The Tennessee Valley Authority is downplaying yet another budget overrun for the completion of a once-mothballed nuclear reactor south of Crossville. Watts Bar Unit 2, which is slated to be the first reactor to come online in the U.S. in two decades, will take an additional $200 million to finish than anticipated.
TVA’s board met privately to approve the additional spending in January. But at its quarterly public meeting Thursday, CEO Bill Johnson attempted to justify the latest overage.
He blamed unforeseen costs, like new safety requirements following the nuclear disaster in Fukushima, though
that justification was also used for a budget increase in 2012.

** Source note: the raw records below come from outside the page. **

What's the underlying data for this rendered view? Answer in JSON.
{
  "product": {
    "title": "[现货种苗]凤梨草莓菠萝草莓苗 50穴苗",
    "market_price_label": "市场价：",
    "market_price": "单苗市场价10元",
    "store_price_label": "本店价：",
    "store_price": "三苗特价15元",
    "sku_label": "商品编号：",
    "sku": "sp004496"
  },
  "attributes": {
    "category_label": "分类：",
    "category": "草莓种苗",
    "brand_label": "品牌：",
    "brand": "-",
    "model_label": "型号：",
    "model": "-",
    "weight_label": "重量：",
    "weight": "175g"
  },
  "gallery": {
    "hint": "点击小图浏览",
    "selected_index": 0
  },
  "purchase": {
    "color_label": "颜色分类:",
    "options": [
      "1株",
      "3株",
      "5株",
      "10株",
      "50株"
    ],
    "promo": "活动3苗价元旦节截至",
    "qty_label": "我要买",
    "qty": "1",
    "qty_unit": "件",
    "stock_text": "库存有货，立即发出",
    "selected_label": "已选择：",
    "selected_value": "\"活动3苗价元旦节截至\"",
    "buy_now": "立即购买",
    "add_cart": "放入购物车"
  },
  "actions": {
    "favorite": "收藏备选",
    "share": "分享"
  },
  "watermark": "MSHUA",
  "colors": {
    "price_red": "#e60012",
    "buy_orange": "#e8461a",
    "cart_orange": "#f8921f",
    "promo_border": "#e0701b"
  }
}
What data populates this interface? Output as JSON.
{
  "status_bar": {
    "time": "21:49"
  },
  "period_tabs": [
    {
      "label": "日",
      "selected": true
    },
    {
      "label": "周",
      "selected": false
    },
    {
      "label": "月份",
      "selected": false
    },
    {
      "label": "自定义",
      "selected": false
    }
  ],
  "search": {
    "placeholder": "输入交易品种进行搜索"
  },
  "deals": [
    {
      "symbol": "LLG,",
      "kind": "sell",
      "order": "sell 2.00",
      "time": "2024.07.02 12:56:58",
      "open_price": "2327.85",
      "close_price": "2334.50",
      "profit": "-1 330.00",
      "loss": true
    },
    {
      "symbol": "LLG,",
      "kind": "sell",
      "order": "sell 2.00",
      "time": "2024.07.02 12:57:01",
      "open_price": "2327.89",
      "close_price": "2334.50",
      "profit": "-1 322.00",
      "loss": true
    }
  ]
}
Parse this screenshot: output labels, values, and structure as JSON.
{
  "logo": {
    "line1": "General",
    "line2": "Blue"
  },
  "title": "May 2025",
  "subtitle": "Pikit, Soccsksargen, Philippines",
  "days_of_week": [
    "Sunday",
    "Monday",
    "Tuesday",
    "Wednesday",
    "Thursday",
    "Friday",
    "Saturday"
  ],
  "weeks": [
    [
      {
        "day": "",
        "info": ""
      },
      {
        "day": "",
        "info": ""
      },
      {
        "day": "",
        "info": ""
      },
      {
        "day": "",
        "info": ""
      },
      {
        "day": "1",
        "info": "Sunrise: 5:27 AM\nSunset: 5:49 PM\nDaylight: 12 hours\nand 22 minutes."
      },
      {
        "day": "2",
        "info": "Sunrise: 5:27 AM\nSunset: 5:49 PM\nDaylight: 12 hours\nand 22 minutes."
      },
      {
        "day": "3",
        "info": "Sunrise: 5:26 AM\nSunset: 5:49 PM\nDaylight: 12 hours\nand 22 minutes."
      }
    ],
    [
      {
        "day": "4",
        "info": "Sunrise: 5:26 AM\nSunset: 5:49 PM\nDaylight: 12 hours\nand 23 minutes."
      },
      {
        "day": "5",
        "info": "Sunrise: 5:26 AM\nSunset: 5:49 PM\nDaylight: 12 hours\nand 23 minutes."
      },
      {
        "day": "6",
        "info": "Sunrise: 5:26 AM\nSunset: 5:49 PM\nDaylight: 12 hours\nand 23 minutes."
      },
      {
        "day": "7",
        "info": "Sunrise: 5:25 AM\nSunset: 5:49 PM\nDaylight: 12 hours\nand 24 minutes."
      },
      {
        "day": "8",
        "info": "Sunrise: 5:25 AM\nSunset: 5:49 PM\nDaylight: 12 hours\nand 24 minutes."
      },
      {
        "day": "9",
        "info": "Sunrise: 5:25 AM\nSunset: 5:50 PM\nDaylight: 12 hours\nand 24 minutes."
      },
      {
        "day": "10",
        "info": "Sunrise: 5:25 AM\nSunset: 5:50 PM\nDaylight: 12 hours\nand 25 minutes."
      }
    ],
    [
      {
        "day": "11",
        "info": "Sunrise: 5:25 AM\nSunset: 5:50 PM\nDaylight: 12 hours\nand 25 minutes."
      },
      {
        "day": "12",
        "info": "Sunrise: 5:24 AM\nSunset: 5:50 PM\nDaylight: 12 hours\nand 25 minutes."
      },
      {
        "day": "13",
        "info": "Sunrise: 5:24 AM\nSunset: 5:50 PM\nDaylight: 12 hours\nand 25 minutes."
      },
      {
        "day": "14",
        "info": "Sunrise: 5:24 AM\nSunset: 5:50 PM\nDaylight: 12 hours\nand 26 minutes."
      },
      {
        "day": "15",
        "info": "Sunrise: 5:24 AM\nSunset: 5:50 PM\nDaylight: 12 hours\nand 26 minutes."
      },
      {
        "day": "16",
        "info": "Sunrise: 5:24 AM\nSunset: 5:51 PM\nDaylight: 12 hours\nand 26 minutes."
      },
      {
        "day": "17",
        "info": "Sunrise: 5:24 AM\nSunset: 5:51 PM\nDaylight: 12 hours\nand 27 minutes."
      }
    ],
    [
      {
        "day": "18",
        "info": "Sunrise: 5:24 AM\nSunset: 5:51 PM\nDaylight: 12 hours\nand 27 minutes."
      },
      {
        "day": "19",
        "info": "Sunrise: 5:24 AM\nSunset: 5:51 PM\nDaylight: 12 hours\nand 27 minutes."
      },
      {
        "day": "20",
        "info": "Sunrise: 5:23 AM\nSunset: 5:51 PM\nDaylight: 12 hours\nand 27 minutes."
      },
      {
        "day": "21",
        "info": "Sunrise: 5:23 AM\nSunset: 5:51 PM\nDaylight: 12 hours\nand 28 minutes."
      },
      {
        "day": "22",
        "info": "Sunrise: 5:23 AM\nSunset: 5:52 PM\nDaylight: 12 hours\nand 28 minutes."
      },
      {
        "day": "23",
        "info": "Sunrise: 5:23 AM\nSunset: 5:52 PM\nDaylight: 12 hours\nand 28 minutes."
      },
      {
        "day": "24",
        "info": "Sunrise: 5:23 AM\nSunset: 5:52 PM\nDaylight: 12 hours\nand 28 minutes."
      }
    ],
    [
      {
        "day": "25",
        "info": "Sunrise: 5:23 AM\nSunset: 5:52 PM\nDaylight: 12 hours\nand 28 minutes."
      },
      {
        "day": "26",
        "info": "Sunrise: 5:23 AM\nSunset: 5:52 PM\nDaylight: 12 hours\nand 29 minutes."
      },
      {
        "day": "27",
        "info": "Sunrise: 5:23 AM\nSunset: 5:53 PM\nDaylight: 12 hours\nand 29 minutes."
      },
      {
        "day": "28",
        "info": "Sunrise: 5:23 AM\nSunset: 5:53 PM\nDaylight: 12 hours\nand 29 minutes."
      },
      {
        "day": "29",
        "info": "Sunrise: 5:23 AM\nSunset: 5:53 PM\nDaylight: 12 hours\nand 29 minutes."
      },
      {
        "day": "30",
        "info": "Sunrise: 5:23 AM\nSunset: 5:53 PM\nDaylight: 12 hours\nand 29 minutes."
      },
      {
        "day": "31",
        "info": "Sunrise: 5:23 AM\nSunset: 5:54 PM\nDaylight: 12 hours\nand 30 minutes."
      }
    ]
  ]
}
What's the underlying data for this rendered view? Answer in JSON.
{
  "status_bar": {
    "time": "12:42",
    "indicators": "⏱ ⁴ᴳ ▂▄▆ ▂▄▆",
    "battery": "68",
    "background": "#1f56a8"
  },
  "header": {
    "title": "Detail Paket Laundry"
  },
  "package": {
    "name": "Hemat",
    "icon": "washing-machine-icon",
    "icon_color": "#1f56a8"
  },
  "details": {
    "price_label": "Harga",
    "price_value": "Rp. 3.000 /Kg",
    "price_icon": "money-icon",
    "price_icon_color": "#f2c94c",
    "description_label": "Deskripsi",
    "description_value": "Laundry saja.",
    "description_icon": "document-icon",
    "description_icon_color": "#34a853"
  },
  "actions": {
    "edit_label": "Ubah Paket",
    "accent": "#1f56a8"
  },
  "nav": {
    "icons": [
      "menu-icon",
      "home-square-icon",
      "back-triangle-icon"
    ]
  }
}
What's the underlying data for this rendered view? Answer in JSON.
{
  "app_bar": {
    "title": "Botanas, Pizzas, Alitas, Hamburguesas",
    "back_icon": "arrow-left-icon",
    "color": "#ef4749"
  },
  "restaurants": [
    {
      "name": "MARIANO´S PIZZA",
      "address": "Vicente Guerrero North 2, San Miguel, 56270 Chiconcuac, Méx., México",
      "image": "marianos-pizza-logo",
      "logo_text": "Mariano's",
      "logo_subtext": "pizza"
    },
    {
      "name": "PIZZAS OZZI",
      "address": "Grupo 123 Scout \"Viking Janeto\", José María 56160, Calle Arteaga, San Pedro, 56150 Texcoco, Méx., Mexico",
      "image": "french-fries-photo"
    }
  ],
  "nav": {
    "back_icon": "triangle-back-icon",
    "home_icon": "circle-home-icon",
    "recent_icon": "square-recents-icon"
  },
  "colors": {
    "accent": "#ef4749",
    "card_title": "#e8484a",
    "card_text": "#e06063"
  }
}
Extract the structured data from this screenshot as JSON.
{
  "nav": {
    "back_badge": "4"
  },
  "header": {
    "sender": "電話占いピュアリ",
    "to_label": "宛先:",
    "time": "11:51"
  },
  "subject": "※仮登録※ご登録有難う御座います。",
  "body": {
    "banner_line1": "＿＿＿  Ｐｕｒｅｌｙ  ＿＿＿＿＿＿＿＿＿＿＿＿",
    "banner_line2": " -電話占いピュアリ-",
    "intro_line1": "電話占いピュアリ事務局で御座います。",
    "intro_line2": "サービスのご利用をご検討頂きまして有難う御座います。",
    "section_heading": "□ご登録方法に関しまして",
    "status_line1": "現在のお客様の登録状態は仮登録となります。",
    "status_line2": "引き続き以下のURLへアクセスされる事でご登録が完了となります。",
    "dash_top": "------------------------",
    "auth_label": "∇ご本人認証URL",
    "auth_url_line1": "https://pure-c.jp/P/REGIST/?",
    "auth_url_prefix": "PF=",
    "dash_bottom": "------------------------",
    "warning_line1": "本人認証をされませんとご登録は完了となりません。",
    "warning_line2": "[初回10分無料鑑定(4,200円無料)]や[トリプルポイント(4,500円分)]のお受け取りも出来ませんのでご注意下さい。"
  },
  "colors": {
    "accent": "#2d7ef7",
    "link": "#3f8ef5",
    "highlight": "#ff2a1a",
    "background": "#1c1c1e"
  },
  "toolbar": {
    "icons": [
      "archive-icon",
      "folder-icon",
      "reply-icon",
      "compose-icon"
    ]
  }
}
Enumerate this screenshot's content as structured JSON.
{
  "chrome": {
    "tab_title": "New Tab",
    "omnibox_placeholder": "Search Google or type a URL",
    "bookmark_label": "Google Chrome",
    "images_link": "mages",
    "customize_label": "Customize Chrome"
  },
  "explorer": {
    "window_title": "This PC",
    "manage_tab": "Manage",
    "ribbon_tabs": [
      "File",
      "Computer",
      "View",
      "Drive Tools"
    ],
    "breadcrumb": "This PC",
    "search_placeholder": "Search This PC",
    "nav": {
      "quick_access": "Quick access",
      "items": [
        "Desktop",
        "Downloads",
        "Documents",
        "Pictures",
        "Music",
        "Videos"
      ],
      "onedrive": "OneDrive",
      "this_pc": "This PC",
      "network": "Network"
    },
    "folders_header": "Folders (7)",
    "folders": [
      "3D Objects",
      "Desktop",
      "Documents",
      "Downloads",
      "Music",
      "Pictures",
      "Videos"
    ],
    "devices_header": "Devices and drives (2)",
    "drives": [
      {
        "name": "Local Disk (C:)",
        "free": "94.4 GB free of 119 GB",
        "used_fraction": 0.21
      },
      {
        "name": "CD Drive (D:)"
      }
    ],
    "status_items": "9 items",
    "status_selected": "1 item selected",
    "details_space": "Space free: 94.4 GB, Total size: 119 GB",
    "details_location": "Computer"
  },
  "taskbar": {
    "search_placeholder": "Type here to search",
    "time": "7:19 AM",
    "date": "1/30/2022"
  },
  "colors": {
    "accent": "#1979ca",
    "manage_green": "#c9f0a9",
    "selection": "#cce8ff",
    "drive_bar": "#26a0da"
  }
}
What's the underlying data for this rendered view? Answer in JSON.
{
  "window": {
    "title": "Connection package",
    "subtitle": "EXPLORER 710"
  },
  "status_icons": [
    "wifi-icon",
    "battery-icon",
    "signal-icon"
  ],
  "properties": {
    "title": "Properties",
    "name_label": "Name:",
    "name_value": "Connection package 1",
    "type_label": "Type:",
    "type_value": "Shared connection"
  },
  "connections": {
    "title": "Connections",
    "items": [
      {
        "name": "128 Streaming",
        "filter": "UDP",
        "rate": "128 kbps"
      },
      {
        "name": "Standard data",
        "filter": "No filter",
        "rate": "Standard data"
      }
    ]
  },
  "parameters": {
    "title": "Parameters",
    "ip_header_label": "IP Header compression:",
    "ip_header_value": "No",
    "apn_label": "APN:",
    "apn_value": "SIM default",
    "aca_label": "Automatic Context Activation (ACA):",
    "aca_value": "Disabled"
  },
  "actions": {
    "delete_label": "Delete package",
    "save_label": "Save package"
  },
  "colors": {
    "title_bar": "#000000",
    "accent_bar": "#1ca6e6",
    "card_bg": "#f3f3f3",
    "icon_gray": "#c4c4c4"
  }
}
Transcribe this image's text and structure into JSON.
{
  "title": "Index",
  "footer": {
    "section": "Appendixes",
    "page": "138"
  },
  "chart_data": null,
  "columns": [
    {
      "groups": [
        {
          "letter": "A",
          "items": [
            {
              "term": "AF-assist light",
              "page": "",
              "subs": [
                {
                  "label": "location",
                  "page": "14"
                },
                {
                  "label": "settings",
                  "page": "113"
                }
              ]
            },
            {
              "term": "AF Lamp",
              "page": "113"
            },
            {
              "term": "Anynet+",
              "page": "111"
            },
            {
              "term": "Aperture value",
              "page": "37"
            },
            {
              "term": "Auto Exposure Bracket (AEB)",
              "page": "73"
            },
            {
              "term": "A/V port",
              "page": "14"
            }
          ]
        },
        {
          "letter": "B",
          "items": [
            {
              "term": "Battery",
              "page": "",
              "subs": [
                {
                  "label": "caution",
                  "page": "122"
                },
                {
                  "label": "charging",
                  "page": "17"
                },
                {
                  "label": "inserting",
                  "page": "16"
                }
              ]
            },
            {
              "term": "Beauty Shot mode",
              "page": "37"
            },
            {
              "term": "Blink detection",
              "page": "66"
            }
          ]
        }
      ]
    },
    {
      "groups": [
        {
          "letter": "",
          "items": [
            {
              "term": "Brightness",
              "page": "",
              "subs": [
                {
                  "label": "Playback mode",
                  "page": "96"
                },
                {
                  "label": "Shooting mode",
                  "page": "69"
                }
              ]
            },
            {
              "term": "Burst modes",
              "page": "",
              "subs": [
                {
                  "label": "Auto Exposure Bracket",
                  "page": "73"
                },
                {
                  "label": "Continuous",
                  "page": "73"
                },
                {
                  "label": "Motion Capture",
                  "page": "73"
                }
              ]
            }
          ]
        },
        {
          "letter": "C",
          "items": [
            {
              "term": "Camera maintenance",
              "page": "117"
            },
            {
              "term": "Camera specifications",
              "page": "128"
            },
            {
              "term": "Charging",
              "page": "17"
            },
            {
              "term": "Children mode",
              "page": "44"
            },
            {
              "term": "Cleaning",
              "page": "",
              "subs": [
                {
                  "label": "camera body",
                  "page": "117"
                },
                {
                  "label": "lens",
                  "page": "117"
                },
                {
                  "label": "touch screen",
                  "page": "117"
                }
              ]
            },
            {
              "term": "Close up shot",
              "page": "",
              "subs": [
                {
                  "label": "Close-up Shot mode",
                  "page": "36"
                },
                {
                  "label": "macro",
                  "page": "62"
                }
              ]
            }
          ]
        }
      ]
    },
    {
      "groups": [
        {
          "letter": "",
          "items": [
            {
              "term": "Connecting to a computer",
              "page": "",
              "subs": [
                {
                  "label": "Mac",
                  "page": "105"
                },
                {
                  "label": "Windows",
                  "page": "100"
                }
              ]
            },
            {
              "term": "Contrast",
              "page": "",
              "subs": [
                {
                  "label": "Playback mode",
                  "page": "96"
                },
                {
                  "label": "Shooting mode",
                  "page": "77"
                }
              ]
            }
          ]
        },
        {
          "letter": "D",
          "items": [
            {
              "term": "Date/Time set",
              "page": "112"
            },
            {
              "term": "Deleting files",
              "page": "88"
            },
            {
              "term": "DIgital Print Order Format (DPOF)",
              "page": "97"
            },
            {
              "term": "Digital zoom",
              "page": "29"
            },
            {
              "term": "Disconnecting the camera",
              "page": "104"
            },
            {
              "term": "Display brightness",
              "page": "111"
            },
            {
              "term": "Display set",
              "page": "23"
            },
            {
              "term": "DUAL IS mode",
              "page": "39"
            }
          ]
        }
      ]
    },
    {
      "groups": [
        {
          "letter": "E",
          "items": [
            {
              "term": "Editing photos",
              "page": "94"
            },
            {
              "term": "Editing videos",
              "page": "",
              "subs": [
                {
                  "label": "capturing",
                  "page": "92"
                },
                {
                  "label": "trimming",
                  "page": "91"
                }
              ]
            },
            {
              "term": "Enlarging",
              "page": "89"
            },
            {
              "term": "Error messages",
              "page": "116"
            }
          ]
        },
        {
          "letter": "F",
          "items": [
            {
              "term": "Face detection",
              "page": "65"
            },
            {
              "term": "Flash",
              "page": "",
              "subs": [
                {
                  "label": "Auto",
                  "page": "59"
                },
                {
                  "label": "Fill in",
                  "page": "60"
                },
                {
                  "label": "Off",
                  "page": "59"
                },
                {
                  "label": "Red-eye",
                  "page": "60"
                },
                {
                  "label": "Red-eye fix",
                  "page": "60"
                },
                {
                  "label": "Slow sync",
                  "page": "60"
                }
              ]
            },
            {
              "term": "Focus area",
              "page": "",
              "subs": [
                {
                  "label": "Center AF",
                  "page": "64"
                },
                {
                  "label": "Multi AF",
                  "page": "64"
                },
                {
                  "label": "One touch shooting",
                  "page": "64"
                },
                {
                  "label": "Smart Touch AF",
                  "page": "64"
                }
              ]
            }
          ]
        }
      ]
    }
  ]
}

“When we get done, and you take into account these added things, I think we’ll be within half a percent of the original estimate to complete, which is pretty good performance on a project of that size,” Johnson told the TVA board.
It’s unclear what number he’s referring to as an “original estimate.” The most recent forecast from 2012 was $4.5 billion, so the new budget of $4.7 billion is 4.4 percent higher.
That forecast in 2012 was already nearly twice the previous estimate, when work was restarted in 2007. And it still doesn’t take into account what was spent going back to the 1970s. The Chattanooga Times Free Press
calculates the total costs for the two reactors at $12 billion — more than three times the price tag of any other TVA plant.
Watts Bar Unit 2 isn’t done yet, and the latest timeline says it will be completed this summer. But Johnson said the utility will not speed things along just to meet a deadline. “We’re getting close,” he said.
Once Watts Bar Unit 2 comes online, it will power roughly 650,000 homes.